I pull the dress over my head, smooth it down my hips, and stare at myself in the mirror. For one strange second, I almost look like someone who exists outside of violence. A girl whose father is proud of her for all the right reasons. A woman going to a birthday celebration instead of a possible ambush. The illusion is good enough to hurt.
Almost.
Then the knock comes. Hard. Urgent. No hesitation.
I barely have time to reach for the door before it swings open. Jon steps inside like he owns the space—which, for once, he almost does—and before I can blink he’s got my bags in his hands. He smells like clean cotton, coffee, and whatever sharp, outdoor scent always clings to him like the base itself branded him years ago and never let go. His jaw is set, hair still slightly damp from a shower, sleeves rolled already like he’s been up for hours. Of course he has.
His eyes flick over me once. Quick. Controlled. Not lingering. Somehow that’s worse. Somehow that one carefully restrained glance says more than if he’d stared.
“I’ll meet you in the car,” he says, voice clipped, eyes sharp but scanning. No smile, no pause. Command first. Always.
I blink at him. “Good morning to you too.”
His mouth twitches, almost a smile, but it doesn’t quite land. “Morning.”
“That sounded painful.”
“It is,” he says, hefting the bags. “I haven’t had enough caffeine to survive you yet.”
That gets the smallest laugh out of me, quick and unwilling. He catches it, and something in his face eases for half a second before the mask drops back into place.
I nod, still tugging at my dress, trying not to think about the memory of last night pressing at my temples. I follow him, careful to keep a step behind, watching how he moves, reading his shoulders, the tilt of his head, the way his jaw tightens when he’s thinking faster than he lets on. Every detail of him draws my attention, but I force it down, forcing myself back to the mission at hand. Back to Mikhail. Back to my father. Back to the fact that this day could go wrong in a hundred ways before lunch.
Quietly, almost without meaning to, I murmur to myself, the words lost in the space between us, too soft to be anything but confession. “It should never have happened.”

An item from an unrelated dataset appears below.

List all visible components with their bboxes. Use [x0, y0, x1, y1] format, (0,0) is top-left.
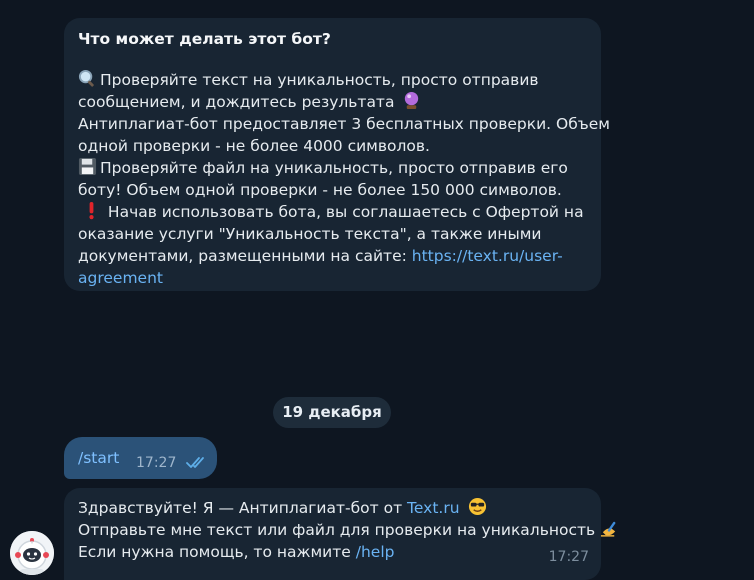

Jon laughs. Just a short, sharp sound, but it carries all the weight it should. Not amused. Not cruel. More like he knows exactly what I mean and hates how true it is. He keeps walking, but I see his shoulders shift.
“You planning on making that a formal statement?” he asks dryly.
I stare at the back of his head. “Were you supposed to hear that?”
“No.”
“Then pretend you didn’t.”
“Can’t,” he says. “Selective hearing isn’t one of my skills.”
I clamp my mouth shut, forcing the line of thought away. There’s no room for it. Not now. Not when the night could become a distraction that costs more than I’m willing to risk.
Jon doesn’t feed into it after that. He just carries the bags, sliding open the door to the car and holding it for me. His grin is small, controlled, almost teasing—but I see it. Beneath the surface, hesitation. Not regret exactly, but the kind of calculation that comes from knowing the consequences of every choice and making it anyway.
I step into the car, adjusting my dress, smoothing my hair, forcing myself to exhale. The world is waiting, and for now, so is Jon—but the storm is close, and we both know it.
I slide into the passenger seat, the leather still cool against my bare arms. The sun hasn’t fully climbed, and the world outside the windshield is quiet, almost lazy, like it has no idea what kind of day it’s about to become. The club is a drive away. The party is a trap wrapped in ribbons. My father is expecting his daughter. Mikhail may be expecting blood.
My hands go instinctively for my phone—I’ve got a playlist ready, something to fill the silence on the ride and keep my nerves from twisting into knots—but Jon’s hand shoots out before I can swipe.
“Not today,” he says, voice low but sharp. His fingers flick mine, and I jerk back, startled.
“What—?”
He doesn’t even look guilty. “Trust me.”
“That phrase has been doing a lot of heavy lifting lately,” I mutter.